At night, as children, we each need someone, in the half-light slanting from the hall lamp, slicing in our inched open door. We each need someone whose presence we barely track from somewhere in the slight crevasse we have made turning circles our beds. We each need someone that hovers at our edges, while we are seemingly deeply asleep, but not quite.
When ill, we need someone. Skimming the high side of a fever and dizzy, I remember the sound of my mother coming up the stairs with 7-Up fizzing in a cup, the glass thermometer tinkling slightly in a jar filled with alcohol, the weight and lean of her over my bed, her cool hand on my forehead.
I didn’t answer if she spoke. I stayed, instead, in the soft spot between wake and sleep, the haze of hunker-down sick, the sun far past morning light, in the got-lucky and woozy space of missing school. In this place just shy of awake, your auditory sense are keen, your eyes closed, your head full of nothing quite – just lapping like a dull wave, without will, or flare, or desire. Someone safe moves about the room. The sheets are pulled over your neck and bent back neatly at the hem.

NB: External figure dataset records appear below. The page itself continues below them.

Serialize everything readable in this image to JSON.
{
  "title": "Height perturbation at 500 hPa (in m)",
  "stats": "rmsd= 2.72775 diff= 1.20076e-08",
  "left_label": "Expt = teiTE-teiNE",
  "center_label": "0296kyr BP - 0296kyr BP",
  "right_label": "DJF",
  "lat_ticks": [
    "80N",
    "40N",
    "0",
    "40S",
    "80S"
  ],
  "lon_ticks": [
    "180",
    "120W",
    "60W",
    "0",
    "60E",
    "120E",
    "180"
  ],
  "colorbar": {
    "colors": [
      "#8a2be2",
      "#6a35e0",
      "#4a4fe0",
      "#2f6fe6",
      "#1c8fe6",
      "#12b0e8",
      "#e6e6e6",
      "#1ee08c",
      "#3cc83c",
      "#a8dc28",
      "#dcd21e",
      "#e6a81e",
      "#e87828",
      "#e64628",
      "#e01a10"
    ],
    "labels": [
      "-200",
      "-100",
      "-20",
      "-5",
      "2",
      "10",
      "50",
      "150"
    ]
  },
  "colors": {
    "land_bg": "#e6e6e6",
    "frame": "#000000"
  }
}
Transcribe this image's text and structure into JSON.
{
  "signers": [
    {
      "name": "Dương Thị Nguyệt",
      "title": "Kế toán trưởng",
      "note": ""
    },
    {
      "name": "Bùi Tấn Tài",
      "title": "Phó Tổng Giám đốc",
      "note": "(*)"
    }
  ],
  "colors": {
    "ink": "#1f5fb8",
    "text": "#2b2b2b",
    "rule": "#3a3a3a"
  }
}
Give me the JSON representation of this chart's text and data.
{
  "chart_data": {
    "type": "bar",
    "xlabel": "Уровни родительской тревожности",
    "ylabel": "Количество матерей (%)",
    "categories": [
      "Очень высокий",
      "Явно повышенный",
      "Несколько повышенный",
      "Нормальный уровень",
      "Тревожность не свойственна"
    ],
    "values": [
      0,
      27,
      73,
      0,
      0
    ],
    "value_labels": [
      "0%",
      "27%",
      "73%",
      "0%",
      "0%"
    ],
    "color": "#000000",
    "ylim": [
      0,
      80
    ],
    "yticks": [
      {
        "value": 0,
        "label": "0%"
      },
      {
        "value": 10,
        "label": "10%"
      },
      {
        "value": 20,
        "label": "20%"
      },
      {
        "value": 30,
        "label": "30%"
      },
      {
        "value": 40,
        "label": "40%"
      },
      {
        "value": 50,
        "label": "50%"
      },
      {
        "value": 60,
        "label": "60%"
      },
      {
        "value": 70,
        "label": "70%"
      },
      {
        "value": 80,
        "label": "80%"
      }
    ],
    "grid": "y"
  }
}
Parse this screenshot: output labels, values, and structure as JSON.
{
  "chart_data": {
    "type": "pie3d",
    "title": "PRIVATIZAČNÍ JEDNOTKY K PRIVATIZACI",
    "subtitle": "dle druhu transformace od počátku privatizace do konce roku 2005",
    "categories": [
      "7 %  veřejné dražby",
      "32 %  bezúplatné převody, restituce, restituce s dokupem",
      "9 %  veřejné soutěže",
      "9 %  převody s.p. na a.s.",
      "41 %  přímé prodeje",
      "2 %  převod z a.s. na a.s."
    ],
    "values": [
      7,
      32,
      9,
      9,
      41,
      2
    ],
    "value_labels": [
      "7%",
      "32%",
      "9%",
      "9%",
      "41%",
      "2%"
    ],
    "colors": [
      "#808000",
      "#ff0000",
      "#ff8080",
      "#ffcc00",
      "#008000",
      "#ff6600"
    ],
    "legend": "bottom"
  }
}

When overwhelmed, we need someone. Another memory – my grandmother. She says “You’re tired. You’re tuckered out. Crawl in my bed and I’ll cover you up.” I go. I ease down on her side of the bed, slip my hand under the pillow, feel the hard worn beads of her rosary. On the side table a Catholic radio show is playing, barely audible, and I settle into the odd repetition of “Hail Mary, full of Grace” spoken in a voice I’ve never heard.
She thuds the heavy door open; her purse, hanging on the knob, bangs. She tucks an afghan around my still clothed body. “There, there,” she says, because some people really say that. And as I almost sleep, I hear her purse bang again, the water run in the kitchen sink, the back porch radio snap on – this time to the incendiary talk shows she likes to argue with under her breath. I know the next sounds will be her “tskk, tskk-ing” the arrogant intolerance she hears, and then her chair scraping back, the click of paint brushes at her easel, the smell of oils on canvas.
There is a time in our lives, sometimes before consciousness – and with luck, long after – where we feel someone just at the outskirts of our awareness, folded around us in time and place so that we feel tucked in, covered up.
It is 35 years later. My house is dark and I make the rounds, closing windows, checking boys. I push open the door of my son’s room, take his sweatshirt from a blossom-like heap off the floor, press it to my face. I check for the smell of him, then fold it as I hear his breath, from the bunk-bed, ease deeper into sleep. If I move too quickly or loudly he will shoulder himself upright and charmingly start with requests and stalls, so I move stealthily. I close the closet soundlessly to keep the monsters he may wake to in tight, slide his drawer open and sweep socks in, put the sweatshirt away. It is not lost on me that I have now become the one who putters and that when I go to bed, all will be utterly still around me.
They are each out for the night – my husband, my sons, even the dog sighs and stretches out in a single swim stroke of length and fur and sigh.
No one moves but me. There is no puttering.
My head frays and flits and I wonder at what I need. Then the words come back, in some sort of hush, a quote from St. Augustine: “Our hearts are restless until we find rest in You.”
It matters not what color-of-God you wonder of, or hope for, or know. What matters is the yearn, almost childlike, for something sure moving near you. What matters is entering the expectant night hearing, leaning into, some sort of peace, like the kind we remember from far off and long away, the kind that will hold us watched over, safe, tucked in and covered nightlong and in all ways.